В последние годы Степа редко занимался физическим трудом. Не считать же трудом ежедневные упражнения на тренажерах и теннис три раза в неделю. На любую тяжелую работу – в особняке или в саду – он кого-нибудь нанимал. Но только не на эту. И дело не в том, что, поручив работягам ухаживать за могилой Петьки в валдайском лесу, он мог выдать себя. Степа почему-то чувствовал: здесь он все должен сделать сам.
Может, он и в Россию вернулся, чтобы быть ближе к Петьке? В последние годы он часто вспоминал его и думал, как ему его не хватает – и с каждым годом все больше. Вот бы Петька тогда остался жив! Степа давным-давно сделал бы его своим заместителем. Даже дал бы ему должность коммерческого директора. В принципе, Петька оказался единственным человеком в его жизни, которому Степа мог бы довериться.
Да нет, конечно, не из-за Петьки он вернулся в Россию. После того как слегка притупилась боль от потери Маруськи – а она умерла в цюрихской клинике в августе девяносто пятого, – Степа понял, насколько ему скучно в Европе.
Ему было необыкновенно, феерически скучно. Все организованно, аккуратно, чисто. Словно заведено невидимым будильником. Расписано на годы вперед. Если у тебя нет денег – работай в поте лица своего, чтобы они у тебя появились. И моли бога, чтоб удалось заработать достойную пенсию. Тогда ты уйдешь на покой и сможешь разъезжать по свету: искусствоведческий тур в Италию, секс-тур в Таиланд, экзотическая поездка в Бразилию...
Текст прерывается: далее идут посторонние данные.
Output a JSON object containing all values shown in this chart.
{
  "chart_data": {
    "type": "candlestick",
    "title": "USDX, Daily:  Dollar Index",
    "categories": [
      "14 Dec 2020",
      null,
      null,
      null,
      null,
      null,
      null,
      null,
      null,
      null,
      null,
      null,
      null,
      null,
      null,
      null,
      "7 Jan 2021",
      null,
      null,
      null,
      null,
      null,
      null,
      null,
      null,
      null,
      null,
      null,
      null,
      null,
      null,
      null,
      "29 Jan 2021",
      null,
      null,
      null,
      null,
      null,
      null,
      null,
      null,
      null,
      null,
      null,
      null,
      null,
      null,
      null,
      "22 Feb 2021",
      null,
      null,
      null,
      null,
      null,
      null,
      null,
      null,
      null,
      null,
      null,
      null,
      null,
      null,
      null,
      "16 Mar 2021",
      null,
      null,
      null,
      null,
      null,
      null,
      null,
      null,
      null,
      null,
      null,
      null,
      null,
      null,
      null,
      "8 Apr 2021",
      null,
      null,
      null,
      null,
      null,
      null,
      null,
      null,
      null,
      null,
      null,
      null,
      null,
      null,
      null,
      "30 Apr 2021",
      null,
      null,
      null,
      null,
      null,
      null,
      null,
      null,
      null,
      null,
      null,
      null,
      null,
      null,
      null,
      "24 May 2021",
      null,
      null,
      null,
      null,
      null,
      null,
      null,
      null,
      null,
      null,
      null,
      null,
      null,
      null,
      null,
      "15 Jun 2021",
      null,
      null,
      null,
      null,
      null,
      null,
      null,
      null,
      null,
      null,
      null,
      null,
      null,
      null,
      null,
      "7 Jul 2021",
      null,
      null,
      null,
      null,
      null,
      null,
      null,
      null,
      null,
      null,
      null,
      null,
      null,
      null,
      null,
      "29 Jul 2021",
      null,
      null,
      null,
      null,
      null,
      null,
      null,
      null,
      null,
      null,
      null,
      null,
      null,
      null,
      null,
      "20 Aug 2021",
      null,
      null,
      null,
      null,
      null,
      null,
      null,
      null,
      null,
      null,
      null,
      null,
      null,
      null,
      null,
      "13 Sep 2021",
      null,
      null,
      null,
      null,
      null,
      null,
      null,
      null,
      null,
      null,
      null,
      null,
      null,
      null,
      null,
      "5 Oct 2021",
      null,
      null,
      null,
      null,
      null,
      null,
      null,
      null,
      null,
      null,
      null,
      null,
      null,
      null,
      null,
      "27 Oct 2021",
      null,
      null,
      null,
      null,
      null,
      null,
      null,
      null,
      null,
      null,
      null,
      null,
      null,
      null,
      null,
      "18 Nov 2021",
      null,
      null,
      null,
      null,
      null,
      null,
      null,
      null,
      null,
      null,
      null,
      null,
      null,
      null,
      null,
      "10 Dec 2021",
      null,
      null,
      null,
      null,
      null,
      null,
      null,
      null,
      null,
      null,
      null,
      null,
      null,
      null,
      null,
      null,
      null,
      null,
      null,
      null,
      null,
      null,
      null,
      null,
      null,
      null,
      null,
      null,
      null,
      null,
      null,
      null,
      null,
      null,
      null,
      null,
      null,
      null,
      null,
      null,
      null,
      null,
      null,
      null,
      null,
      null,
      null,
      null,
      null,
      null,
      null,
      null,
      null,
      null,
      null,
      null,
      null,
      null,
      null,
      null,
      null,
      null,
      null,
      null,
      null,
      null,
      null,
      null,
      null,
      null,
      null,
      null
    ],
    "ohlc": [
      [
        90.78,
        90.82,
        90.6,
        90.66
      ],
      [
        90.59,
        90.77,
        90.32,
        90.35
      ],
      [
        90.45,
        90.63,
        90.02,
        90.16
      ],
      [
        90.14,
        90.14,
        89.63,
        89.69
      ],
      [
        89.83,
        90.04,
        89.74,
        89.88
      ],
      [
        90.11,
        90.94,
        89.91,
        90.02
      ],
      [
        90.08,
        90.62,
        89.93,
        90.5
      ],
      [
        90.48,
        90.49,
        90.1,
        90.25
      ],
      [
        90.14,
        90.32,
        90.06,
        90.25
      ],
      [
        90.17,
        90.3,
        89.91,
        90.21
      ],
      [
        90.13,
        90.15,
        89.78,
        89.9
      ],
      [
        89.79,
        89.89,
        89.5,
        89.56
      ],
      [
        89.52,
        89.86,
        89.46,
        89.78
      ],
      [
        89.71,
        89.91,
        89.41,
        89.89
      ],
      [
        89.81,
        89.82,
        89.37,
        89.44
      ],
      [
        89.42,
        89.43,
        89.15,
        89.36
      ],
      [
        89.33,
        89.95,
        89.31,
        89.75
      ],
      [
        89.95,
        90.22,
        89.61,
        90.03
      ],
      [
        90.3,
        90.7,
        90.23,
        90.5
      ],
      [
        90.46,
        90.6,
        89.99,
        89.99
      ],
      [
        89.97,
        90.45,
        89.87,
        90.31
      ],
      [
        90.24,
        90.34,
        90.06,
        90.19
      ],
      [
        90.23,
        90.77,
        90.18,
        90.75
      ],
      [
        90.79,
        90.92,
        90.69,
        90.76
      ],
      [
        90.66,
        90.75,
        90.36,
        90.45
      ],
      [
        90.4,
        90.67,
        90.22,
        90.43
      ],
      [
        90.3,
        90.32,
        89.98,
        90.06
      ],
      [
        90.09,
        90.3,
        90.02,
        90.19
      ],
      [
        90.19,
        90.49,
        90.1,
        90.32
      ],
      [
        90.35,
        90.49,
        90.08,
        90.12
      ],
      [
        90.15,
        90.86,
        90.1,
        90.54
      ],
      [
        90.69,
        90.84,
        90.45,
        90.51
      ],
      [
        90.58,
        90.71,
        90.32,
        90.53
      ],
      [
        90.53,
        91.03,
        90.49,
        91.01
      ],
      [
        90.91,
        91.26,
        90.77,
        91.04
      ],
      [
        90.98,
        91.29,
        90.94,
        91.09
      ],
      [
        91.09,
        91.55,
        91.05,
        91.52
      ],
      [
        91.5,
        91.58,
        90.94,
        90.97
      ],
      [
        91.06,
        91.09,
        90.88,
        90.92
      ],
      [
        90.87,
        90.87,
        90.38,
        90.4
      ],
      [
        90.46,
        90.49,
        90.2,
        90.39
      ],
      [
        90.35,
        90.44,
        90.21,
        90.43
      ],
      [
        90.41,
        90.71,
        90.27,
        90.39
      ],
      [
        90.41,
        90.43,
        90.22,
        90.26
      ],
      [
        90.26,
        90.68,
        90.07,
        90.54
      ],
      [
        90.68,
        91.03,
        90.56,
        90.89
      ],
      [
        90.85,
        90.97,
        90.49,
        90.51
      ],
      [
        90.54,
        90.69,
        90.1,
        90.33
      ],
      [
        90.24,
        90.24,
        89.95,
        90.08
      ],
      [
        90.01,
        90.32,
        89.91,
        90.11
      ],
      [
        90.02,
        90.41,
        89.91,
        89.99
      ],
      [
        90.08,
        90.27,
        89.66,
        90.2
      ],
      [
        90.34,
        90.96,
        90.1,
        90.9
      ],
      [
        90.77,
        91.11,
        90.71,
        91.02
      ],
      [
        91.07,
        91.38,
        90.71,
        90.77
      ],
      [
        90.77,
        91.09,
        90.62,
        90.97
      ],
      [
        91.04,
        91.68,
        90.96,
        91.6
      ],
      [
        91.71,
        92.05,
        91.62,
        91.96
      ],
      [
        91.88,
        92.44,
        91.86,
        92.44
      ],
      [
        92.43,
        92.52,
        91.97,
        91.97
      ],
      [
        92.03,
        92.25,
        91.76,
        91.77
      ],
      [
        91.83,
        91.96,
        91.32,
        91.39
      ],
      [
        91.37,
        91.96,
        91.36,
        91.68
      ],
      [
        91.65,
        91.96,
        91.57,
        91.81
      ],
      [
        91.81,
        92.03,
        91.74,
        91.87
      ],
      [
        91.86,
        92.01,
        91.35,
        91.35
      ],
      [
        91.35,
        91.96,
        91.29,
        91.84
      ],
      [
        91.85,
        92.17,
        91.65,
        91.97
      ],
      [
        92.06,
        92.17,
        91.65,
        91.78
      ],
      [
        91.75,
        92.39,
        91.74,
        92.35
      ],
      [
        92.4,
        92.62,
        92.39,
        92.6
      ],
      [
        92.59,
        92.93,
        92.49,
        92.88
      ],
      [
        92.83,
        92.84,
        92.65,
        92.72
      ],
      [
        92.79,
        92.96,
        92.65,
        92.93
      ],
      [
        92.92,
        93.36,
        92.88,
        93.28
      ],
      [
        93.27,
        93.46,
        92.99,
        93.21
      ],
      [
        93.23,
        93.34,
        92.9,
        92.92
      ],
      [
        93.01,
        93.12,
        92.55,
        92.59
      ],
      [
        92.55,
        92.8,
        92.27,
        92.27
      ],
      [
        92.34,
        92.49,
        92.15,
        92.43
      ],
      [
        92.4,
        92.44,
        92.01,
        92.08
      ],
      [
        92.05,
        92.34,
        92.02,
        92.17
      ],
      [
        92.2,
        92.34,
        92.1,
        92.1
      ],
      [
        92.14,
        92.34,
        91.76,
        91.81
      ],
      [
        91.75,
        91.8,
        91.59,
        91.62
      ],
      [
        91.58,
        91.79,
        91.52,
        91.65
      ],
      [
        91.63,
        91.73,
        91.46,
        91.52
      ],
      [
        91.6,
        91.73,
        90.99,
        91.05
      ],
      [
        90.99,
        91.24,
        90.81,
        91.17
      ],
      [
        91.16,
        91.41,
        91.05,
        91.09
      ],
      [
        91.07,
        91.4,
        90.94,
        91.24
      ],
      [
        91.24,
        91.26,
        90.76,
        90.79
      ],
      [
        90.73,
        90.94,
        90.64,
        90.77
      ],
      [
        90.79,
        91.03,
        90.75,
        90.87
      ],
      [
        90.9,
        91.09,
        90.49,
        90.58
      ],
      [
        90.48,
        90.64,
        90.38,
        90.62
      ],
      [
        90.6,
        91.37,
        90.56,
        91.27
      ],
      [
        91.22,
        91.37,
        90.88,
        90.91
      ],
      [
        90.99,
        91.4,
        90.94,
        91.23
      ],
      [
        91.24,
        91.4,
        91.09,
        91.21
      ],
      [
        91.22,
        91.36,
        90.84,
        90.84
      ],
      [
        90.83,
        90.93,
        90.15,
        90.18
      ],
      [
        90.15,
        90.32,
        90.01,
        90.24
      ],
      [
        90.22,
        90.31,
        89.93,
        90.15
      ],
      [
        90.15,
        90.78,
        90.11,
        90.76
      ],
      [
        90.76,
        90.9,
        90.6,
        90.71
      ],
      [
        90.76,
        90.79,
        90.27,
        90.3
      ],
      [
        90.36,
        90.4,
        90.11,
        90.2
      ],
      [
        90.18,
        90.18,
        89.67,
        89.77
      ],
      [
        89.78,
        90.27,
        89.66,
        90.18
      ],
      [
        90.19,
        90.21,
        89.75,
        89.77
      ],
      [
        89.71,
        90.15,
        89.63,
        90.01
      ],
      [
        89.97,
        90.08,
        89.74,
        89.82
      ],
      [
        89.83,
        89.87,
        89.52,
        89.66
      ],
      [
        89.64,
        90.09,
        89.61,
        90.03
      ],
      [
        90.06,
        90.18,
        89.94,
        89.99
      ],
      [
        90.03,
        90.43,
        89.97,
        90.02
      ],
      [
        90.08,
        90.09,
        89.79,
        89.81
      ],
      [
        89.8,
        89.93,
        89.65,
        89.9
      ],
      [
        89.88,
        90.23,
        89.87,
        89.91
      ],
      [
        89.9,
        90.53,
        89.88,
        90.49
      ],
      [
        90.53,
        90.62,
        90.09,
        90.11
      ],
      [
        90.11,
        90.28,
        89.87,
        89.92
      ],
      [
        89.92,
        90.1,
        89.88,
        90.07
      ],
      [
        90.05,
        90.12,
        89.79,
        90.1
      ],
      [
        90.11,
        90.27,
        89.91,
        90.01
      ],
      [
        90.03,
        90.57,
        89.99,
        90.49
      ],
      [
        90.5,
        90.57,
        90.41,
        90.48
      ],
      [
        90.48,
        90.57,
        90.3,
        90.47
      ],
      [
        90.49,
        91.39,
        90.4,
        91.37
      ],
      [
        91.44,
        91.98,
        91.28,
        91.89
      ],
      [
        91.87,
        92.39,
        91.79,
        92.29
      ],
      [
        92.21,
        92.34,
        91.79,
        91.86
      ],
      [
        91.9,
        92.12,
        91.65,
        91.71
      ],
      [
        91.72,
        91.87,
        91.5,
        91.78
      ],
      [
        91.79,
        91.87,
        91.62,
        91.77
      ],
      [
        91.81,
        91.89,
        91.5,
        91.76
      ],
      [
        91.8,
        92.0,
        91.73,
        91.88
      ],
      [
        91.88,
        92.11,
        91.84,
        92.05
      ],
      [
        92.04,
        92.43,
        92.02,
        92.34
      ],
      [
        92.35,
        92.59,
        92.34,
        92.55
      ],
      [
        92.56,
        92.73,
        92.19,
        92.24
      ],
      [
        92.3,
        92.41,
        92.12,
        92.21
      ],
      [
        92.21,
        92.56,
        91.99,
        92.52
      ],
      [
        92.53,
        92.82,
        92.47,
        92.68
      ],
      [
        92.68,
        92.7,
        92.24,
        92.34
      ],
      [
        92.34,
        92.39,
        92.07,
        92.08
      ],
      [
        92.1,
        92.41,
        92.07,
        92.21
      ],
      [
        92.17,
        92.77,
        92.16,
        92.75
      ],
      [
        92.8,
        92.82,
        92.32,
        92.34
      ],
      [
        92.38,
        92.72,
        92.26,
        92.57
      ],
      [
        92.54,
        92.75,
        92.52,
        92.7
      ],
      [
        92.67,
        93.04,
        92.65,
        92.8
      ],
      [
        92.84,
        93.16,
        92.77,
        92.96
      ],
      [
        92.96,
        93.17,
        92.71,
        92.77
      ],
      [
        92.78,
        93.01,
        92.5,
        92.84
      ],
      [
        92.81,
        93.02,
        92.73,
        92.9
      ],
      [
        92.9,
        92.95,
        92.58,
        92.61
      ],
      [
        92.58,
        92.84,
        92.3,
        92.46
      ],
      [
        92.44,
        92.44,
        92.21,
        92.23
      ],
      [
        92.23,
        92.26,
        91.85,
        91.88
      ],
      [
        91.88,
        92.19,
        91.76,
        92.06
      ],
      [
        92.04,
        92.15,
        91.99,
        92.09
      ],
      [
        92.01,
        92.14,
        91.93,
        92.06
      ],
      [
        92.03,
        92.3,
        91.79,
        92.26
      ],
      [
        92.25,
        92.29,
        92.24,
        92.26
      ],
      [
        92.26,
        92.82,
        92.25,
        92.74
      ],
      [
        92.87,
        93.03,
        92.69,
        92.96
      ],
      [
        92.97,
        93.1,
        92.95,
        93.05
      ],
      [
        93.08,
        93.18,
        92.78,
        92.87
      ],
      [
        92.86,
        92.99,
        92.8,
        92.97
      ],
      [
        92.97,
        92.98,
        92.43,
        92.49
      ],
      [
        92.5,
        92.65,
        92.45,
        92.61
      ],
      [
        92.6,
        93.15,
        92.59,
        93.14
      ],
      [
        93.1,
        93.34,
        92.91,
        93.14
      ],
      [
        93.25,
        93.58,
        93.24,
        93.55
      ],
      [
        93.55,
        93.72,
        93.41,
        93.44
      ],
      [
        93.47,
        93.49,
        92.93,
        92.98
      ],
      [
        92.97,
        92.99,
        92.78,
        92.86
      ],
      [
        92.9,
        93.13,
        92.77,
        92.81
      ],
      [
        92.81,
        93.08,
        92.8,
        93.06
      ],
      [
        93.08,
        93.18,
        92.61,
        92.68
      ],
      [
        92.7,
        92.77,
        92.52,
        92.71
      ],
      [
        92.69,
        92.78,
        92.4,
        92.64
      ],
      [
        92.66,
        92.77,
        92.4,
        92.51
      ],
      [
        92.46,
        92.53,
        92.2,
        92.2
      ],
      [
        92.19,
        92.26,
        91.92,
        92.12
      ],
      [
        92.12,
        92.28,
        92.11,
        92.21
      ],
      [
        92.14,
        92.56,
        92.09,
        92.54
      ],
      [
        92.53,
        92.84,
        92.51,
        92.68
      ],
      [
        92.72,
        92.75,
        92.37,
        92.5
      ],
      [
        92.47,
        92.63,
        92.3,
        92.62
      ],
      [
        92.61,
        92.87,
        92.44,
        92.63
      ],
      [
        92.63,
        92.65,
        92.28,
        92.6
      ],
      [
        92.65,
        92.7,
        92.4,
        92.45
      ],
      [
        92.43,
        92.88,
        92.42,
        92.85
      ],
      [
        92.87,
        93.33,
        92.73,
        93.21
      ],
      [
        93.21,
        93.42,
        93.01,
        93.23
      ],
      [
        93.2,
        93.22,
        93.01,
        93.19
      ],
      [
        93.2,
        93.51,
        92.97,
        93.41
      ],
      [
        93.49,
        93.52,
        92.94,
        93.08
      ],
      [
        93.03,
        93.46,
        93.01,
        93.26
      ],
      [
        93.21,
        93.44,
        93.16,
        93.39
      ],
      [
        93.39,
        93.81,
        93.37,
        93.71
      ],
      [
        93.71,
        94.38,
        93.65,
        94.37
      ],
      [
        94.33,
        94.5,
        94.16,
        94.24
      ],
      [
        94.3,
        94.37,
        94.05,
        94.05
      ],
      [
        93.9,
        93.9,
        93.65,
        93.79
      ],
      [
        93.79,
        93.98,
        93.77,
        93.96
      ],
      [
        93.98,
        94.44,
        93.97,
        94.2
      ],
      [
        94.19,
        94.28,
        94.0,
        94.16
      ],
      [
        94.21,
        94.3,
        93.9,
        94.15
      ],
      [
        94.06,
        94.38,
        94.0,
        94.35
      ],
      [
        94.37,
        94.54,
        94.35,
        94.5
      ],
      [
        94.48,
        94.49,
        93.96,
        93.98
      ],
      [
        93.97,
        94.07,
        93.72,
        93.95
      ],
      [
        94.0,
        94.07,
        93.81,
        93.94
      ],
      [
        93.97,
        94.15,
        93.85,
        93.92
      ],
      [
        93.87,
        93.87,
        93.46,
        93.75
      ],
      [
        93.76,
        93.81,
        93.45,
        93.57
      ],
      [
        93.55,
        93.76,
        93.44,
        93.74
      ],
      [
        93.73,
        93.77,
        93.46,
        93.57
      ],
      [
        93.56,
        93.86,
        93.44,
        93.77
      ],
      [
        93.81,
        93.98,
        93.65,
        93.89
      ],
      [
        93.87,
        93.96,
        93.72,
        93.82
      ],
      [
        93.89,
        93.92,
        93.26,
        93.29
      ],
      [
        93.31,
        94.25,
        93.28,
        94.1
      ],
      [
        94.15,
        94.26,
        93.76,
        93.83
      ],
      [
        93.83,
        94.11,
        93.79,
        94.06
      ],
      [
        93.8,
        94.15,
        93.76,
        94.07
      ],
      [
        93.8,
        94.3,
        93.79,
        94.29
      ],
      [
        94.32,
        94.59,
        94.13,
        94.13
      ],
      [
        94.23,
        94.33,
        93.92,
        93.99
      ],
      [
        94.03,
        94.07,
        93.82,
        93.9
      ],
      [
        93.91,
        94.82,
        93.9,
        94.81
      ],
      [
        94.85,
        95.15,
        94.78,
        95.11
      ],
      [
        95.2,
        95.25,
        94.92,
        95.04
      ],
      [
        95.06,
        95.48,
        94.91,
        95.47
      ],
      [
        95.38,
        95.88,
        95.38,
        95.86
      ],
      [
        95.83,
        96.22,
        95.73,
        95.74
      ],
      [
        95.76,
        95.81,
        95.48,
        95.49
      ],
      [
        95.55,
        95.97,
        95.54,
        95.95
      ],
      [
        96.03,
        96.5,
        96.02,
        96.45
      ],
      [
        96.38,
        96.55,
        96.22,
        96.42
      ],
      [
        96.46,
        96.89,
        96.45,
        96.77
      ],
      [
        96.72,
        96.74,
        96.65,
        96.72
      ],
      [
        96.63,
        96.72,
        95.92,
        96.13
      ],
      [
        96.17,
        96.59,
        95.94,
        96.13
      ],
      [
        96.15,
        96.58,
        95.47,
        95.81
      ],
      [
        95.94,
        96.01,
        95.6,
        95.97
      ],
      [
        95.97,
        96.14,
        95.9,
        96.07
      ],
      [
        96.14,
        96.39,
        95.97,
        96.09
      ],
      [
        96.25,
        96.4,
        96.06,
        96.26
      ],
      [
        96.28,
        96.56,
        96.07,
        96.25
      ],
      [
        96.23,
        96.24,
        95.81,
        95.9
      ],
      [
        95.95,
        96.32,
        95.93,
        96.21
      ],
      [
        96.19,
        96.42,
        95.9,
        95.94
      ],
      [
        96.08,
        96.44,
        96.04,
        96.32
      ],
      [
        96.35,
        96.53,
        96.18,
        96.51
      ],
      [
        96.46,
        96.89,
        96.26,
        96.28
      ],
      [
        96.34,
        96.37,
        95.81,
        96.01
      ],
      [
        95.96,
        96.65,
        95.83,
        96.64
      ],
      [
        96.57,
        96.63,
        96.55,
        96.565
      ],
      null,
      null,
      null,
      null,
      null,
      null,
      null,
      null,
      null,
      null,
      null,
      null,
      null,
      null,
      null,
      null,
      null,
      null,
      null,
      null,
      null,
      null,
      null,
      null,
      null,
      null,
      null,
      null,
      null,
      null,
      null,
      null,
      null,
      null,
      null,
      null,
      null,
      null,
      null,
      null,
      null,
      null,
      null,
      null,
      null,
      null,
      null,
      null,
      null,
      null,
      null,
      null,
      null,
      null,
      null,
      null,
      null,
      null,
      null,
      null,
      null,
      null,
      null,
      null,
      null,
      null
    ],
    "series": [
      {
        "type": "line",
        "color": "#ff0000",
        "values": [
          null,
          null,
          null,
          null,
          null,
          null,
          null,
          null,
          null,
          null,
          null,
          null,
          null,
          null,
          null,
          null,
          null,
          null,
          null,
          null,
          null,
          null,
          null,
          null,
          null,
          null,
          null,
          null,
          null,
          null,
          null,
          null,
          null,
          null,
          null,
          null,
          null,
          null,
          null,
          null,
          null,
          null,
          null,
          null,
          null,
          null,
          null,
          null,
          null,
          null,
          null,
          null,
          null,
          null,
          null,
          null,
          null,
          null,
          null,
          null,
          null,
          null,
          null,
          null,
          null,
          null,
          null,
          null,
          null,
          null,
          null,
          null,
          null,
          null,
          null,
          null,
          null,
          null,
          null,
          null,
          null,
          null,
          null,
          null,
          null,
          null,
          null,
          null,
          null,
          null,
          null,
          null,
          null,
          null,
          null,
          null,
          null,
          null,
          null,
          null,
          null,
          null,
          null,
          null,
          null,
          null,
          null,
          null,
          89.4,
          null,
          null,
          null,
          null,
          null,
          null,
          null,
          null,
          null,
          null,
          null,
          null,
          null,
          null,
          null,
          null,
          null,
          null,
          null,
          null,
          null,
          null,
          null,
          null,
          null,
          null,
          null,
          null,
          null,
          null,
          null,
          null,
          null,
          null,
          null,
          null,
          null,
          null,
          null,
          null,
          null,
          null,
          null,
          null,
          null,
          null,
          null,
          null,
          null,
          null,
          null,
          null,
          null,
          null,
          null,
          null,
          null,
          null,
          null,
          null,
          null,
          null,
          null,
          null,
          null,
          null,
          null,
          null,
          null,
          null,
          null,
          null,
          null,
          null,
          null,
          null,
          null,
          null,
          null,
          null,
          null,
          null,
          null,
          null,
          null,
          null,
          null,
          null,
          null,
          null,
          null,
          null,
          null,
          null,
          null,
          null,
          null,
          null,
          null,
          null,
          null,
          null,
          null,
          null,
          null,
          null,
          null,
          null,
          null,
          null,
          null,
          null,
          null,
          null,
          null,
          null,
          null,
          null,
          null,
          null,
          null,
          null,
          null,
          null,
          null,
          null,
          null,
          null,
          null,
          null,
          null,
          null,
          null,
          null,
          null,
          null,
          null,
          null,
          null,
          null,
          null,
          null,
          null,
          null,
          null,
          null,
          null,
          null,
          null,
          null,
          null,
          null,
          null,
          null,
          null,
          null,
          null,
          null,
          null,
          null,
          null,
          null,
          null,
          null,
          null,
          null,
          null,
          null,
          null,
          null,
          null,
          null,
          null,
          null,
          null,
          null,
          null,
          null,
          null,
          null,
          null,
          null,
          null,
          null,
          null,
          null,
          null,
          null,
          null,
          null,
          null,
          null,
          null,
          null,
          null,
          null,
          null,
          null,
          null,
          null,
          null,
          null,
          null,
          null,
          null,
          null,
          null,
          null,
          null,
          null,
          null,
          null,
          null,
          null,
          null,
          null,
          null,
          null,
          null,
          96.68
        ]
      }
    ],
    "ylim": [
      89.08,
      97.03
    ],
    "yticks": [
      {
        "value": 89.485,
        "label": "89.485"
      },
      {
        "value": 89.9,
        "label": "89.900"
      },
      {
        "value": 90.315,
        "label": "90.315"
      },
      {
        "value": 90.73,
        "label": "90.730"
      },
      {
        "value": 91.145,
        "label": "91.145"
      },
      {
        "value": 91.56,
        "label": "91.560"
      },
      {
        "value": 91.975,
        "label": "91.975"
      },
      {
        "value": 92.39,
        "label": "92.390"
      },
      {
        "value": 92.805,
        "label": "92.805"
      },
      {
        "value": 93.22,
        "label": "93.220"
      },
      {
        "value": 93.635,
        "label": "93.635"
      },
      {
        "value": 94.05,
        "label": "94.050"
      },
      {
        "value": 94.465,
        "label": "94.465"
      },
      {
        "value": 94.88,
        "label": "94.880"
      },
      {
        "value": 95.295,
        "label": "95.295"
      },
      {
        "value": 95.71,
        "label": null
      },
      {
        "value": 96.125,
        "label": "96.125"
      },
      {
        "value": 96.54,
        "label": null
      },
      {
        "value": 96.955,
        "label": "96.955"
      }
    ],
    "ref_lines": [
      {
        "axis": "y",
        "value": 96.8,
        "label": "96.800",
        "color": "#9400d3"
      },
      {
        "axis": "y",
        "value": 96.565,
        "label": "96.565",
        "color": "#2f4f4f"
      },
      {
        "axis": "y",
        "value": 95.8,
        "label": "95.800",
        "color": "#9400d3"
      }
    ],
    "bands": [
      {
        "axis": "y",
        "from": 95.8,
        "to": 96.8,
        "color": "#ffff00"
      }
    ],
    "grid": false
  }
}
Степа сорвал свой куш в двадцать пять лет. Считай, вышел на пенсию. Конечно, в госпитале, где лечили Марусю – а точнее, где она умирала в комфортабельных условиях, – их, по незнанию языка и нравов, ободрали как липку. Но на лечение ушла лишь Маруськина доля. Даже кое-что от нее осталось. А потом и Степан – словно по инерции – лег в клинику. Но совсем в другую – пластической хирургии. Степе никогда не нравился его разрез глаз, слишком распахнутый, – и нос, чересчур простонародный. Через три месяца после трех операций он вышел из госпиталя неузнаваемо преображенным, но беднее на триста тысяч долларов.
Однако все равно при умелом обращении и известной экономии денег ему хватило бы до конца дней. В швейцарских банках тогда еще не спрашивали о происхождении наличных, даже у русских, и давали скромные, но приемлемые проценты. На одни только проценты от капитала можно было снимать маленькую, но сносную квартирку и не отказывать себе в еде и выпивке. Поэтому у Степы в его двадцать шесть лет было все: и европейский паспорт, и новая внешность, и деньги. И огромная куча свободного времени. И он с большущим трудом мог представить, чем занять себя. Разве что изо дня в день сидеть в баре и напиваться.
Однажды – он жил тогда в Париже – Степа на Монмартре, в русском ресторане «Светлана», познакомился с Алексом, или Саньком, – тоже недавним эмигрантом. Санек оказался забавным, сыпал анекдотами. Они уговорили пару бутылок «Столичной» и отправились смотреть пип-шоу на Сен-Дени. Вообще-то парижские проститутки, равно как и «Столичная», были Степе не вполне по карману, но один раз, по случаю встречи с соотечественником, он мог позволить себе такой разврат. После бурной ночи в борделе Степа притащил нового кореша домой – он снимал студию неподалеку от Северного вокзала. Утром соотечественники отправились в бистро похмеляться.